Wer Gold hortet, um in der Not über einen praktischen, leicht und unauffällig transportierbaren Geldersatz zu verfügen, wird daher feststellen, dass ihm daraus viele praktische Probleme erwachsen, die allesamt dazu führen, dass er sehr viel weniger für sein Gold bekommt, als es der jeweilige "offizielle" Umtauschkurs erwarten ließe.
Im ernst Herr Kreutzer, woher wissen Sie das, aus der Kristallkugel?
2. Gold ist Spekulationsobjekt - und damit von fremden Zielen abhängig.
[…] Dass diese spekulative Nachfrage auf der Annahme beruht, Gold sei vor Inflation geschützt, bzw. Gold böte einen Schutz vor Inflation, ist ein Widerspruch in sich selbst. Steigende Goldpreise sind kein Indiz für einen substantiellen Wertanstieg, sie sind lediglich ein Indiz für eine steigende Nachfrage bei einem Überangebot von Geld.
Aha, das Überangebot von Geld löst also steigende Goldpreise aus. Deshalb ist Gold ja ein Inflationsschutz in Konkurrenz zum inflationierenden Geld. Wenn Gold schon keinen substantiellen Wertanstieg erfährt, ist der dramatische Verfall des Geldwerts wenigstens offensichtlich.
Die Parallelen zur holländischen Tulpenzwiebel-Hausse sollten jedermann auffallen.
Wer hier Parallelen sieht, hat Tulpenzwiebeln vor den Augen…
Geht das Überangebot an Geld, das verzweifelt nach Anlage sucht, zurück (z.B. infolge einer Währungsreform), fällt der Preis wieder, und das viel schneller als er gestiegen ist.
Wen interessiert denn der nominale Preis, es kommt nur auf die Kaufkraft an. Nach einer Währungsreform ist die Kaufkraft des alten Geldes gleich NULL…
3. Gold ist Inflationsindikator - aber nicht inflationsresistent.
Um Gold auf den Stand der heutigen Papierwerte zu inflationieren müsste die Menschheit noch einige zehntausend Jahre buddeln…

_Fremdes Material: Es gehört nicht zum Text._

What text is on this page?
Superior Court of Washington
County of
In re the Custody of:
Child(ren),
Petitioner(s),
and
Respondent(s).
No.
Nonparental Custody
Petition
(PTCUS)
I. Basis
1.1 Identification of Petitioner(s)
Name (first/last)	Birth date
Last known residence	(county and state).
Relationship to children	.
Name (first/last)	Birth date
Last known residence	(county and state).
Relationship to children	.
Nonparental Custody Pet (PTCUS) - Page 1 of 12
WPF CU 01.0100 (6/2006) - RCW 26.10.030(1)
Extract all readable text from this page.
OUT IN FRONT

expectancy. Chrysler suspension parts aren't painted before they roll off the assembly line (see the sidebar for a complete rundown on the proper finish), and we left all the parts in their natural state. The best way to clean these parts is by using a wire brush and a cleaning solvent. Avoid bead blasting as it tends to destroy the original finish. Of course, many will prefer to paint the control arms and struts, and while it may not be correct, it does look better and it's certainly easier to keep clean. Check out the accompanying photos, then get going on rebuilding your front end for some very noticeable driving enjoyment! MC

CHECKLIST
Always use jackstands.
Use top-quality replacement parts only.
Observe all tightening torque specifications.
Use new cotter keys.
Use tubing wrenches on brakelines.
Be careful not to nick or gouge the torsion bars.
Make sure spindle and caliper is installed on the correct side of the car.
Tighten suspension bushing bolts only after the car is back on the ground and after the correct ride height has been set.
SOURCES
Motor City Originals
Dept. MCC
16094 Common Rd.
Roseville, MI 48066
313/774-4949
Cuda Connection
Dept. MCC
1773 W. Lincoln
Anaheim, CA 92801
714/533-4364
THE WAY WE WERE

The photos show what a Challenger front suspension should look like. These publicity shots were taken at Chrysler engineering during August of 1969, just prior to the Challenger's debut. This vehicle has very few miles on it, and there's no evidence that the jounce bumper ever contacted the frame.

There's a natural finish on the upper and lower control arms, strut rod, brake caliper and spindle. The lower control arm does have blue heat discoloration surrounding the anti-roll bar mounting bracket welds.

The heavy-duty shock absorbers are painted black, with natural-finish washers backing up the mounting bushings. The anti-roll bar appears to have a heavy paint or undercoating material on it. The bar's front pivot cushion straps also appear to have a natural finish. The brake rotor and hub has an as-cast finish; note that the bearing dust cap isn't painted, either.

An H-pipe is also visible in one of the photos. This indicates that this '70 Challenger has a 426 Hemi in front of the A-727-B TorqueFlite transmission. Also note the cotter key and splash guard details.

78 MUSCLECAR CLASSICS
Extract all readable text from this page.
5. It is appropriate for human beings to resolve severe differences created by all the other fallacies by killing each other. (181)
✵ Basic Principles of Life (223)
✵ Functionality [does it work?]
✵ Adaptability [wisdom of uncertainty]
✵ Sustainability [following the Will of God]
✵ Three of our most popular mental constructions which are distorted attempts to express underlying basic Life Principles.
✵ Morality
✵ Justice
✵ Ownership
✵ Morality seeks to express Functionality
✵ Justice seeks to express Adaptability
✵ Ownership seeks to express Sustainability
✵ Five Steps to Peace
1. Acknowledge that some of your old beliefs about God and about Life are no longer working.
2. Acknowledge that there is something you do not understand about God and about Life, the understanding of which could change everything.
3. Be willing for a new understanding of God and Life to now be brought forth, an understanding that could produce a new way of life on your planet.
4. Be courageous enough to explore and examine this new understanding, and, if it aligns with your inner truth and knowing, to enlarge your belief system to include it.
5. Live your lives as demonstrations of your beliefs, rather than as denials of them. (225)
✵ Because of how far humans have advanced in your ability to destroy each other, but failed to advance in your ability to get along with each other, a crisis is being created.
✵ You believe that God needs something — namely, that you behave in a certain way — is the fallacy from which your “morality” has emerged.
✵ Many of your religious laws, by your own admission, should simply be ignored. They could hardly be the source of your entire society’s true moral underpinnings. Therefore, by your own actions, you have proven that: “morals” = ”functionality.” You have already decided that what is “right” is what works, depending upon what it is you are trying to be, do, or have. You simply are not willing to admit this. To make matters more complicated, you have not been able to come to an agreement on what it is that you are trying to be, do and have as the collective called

Weil Gold kein Geld ist, glauben viele, ihr Geld durch die Umwandlung in Gold sicher durch die Inflation bringen zu können. Dahinter steckt die Überlegung, ein kg Gold bliebe immer ein kg Gold, und sein Preis drücke lediglich die Kaufkraft des Geldes aus. Dieser Überlegung fehlt jedoch ein wichtiges Element, nämlich die Frage, welche Kaufkraft eingesetzt werden musste, um das Gold einzukaufen, und welche Kaufkraft bei seinem Verkauf zurückgewonnen werden kann. Gold haben, um Gold zu haben, ist schließlich noch lange keine Anti-Inflationsstrategie, sondern nur der Ausdruck kindlicher Freude an glänzenden Dingen.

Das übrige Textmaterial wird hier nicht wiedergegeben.